Edição nº2603 14/11 Ver edições anteriores

A indústria das eleições

Estamos nos aproximando do oitavo pleito presidencial sob a égide da Constituição de 1988. Não há nada que comemorar. Basta acompanhar o elenco de pré-candidatos apresentados até o momento. É desesperador. Isso é produto da desmoralização da política. Não custa repetir que a sucessão de escândalos envolvendo políticos de quase todos os partidos, as regras eleitorais, que restringem a participação cidadã, e o alto custo das candidaturas transformaram o processo eleitoral em uma repetição enfadonha, a cada dois anos, do mesmo espetáculo, sem tirar nem por. É a reprise daquele filme que não gostamos e, até o momento, não podemos alterar o enredo, o roteiro, os atores. Resta assisti-lo com desinteresse. E, vez por outra, dormir.

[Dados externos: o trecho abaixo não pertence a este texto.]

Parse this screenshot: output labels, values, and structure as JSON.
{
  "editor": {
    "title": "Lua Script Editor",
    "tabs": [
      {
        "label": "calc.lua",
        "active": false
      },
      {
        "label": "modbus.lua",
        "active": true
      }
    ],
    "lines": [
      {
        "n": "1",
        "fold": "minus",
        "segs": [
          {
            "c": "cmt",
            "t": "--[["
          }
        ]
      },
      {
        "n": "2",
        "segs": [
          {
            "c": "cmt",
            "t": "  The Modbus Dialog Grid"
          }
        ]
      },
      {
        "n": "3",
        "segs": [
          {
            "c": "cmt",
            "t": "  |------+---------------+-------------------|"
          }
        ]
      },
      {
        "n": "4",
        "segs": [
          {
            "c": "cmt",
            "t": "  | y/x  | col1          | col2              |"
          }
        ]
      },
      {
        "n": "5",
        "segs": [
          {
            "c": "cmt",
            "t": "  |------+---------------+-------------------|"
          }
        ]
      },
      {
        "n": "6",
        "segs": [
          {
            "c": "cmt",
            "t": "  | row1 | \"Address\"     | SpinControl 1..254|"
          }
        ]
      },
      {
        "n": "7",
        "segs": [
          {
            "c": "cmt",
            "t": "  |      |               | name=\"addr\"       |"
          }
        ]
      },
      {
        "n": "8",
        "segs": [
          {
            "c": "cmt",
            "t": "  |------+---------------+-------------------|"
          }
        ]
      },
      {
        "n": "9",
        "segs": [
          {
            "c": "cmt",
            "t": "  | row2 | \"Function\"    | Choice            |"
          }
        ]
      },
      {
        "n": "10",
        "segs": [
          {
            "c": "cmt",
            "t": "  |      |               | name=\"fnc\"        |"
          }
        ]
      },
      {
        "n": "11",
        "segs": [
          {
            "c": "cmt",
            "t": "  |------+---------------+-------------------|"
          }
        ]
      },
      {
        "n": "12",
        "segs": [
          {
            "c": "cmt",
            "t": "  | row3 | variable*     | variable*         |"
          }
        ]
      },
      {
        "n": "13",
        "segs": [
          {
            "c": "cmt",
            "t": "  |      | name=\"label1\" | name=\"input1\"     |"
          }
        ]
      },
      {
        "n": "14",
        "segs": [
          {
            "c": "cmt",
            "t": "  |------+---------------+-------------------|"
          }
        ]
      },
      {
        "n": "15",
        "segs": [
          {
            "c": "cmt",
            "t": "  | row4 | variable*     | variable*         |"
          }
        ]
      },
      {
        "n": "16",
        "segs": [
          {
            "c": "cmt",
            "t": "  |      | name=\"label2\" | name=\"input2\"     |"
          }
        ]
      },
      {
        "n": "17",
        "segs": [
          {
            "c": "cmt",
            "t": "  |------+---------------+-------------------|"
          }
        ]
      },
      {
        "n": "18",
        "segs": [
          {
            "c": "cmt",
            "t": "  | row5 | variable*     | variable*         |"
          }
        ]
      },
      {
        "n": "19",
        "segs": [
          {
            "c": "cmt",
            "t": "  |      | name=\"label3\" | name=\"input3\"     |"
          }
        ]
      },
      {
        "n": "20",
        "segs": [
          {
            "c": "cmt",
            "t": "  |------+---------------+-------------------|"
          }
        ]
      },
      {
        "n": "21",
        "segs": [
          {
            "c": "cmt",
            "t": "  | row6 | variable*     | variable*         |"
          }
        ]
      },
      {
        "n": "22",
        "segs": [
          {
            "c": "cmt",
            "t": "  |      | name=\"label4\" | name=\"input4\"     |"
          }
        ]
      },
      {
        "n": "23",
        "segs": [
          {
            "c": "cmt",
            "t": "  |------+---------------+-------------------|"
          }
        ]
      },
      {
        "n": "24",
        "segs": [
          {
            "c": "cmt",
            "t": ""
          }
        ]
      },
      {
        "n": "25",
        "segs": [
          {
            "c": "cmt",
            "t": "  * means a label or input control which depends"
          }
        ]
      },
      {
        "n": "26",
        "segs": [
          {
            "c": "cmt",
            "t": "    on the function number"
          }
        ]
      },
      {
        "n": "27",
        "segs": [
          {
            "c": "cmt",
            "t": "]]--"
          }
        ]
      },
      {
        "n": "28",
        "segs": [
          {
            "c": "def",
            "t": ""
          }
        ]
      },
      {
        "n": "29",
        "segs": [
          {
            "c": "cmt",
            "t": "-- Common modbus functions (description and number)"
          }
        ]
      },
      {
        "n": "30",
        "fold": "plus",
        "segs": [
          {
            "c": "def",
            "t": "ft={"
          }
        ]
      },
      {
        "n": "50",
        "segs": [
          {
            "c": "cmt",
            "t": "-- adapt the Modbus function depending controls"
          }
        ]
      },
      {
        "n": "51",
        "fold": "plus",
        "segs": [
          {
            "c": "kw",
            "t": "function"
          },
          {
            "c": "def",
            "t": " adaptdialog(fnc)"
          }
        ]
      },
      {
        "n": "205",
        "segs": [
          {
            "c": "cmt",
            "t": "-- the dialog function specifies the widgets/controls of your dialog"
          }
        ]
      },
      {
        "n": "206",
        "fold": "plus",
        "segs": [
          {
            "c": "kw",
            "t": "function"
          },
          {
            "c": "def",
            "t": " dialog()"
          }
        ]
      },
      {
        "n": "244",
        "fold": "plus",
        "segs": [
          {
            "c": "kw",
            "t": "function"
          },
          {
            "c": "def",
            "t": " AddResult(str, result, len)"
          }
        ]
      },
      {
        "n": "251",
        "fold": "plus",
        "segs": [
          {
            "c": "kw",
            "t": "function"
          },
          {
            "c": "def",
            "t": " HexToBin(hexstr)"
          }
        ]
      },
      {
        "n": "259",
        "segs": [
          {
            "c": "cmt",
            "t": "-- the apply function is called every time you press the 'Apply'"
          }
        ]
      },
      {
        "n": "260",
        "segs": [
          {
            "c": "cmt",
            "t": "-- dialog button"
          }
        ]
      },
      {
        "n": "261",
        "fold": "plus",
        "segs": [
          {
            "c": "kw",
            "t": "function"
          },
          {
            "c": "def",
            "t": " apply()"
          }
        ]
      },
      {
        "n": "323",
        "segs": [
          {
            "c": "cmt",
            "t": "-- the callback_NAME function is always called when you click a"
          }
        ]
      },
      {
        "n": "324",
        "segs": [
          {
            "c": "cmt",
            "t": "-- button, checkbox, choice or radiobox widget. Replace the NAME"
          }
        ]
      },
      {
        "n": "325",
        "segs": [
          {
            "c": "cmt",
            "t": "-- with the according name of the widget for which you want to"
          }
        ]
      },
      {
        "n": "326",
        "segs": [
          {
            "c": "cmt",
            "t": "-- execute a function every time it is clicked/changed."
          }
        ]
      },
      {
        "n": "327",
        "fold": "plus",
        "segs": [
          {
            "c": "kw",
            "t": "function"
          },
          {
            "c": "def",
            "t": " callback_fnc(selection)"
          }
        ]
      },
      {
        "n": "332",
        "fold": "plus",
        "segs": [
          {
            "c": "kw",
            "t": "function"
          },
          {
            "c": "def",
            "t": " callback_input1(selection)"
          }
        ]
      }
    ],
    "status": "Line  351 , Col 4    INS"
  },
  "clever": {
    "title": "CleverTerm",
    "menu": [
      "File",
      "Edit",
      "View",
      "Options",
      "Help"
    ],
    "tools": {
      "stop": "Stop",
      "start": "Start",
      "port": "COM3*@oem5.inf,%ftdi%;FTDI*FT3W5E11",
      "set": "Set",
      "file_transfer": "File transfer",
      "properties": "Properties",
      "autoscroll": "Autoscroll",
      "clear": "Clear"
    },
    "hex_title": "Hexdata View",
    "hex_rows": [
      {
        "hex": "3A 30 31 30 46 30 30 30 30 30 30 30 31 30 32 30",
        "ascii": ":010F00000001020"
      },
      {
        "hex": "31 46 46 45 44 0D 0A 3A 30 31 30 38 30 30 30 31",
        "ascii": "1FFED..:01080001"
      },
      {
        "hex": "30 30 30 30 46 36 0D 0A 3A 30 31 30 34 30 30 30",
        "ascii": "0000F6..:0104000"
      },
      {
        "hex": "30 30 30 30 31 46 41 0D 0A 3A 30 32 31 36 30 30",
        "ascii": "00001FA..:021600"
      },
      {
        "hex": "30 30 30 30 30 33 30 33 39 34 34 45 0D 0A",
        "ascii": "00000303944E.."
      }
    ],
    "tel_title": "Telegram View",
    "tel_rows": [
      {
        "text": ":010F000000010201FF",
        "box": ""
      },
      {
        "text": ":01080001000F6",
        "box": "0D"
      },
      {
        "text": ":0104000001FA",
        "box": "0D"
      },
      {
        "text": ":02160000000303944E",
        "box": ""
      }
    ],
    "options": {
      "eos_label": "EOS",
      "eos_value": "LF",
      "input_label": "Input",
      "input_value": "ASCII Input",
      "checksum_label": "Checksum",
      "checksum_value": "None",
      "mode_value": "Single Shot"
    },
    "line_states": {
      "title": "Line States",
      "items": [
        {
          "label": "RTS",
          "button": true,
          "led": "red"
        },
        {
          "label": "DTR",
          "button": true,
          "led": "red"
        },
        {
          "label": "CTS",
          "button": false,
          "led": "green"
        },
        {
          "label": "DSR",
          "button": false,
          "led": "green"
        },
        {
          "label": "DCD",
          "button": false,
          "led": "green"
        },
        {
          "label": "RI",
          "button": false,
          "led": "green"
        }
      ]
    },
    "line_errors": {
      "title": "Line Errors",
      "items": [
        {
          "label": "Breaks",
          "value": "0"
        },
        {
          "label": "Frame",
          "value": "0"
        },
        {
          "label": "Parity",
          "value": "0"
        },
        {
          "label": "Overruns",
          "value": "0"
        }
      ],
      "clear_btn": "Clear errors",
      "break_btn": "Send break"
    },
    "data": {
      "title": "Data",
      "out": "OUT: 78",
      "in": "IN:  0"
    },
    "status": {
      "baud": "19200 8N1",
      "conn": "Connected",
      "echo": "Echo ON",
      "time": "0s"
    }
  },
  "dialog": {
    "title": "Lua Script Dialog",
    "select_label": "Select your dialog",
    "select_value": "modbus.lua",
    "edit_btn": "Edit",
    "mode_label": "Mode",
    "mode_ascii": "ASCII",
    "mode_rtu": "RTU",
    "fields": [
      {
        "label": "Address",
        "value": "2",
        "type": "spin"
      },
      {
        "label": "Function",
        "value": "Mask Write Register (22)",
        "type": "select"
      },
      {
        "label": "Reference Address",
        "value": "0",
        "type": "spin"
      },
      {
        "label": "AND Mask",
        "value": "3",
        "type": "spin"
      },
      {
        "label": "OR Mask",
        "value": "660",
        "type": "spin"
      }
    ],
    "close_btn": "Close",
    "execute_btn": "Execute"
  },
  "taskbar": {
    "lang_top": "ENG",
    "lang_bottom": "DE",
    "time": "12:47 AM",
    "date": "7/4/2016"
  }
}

A eleição é uma indústria. Hoje tem pouca relação com o funcionamento da democracia. Sua permanência está relacionada com os ganhos obtidos pelos mercadores da ilusão popular. E uma ilusão cara, muito cara. Envolve milhares de pessoas. Muito dinheiro circula — parte ilegalmente e a Lava Jato intimida os contraventores. Especialistas em ilusionismo — conhecidos como marqueteiros — vão dissertar sobre a importância da democracia para o País. Evitam tratar sobre a ética dos seus candidatos. Consideram um tema inconveniente. Querem é louvar seus clientes, transformá-los em estadistas tupiniquins, os Winston Churchill de chanchada, que não distinguem a coisa pública da coisa privada.

Esperava-se que a redemocratização de 1985 fosse edificar uma República digna do nome. Porém, o processo histórico acabou seguindo outro caminho. Hoje, a eleição – parte da democracia – virou um instrumento de proteger corruptos. Muitos dependem do mandato para garantir o foro privilegiado. Encontram nesse instrumento um mecanismo que permite mantê-los à salvo da ação da Justiça. Sabem que nas Cortes superiores de Brasília é possível operar para postergar ad eternum um processo. E assim podem manter-se à solta cometendo novos e rendosos crimes.

O sistema está esgotado. Assistimos à sua agonia. Pode ser lenta. Mas pode também ser abreviada. O que é inequívoco é a falência do Estado democrático de Direito edificado pela Constituição de 1988. Será substituído, é inevitável. Mas como? Por quem? Nem os falastrões dos marqueteiros conseguem prever.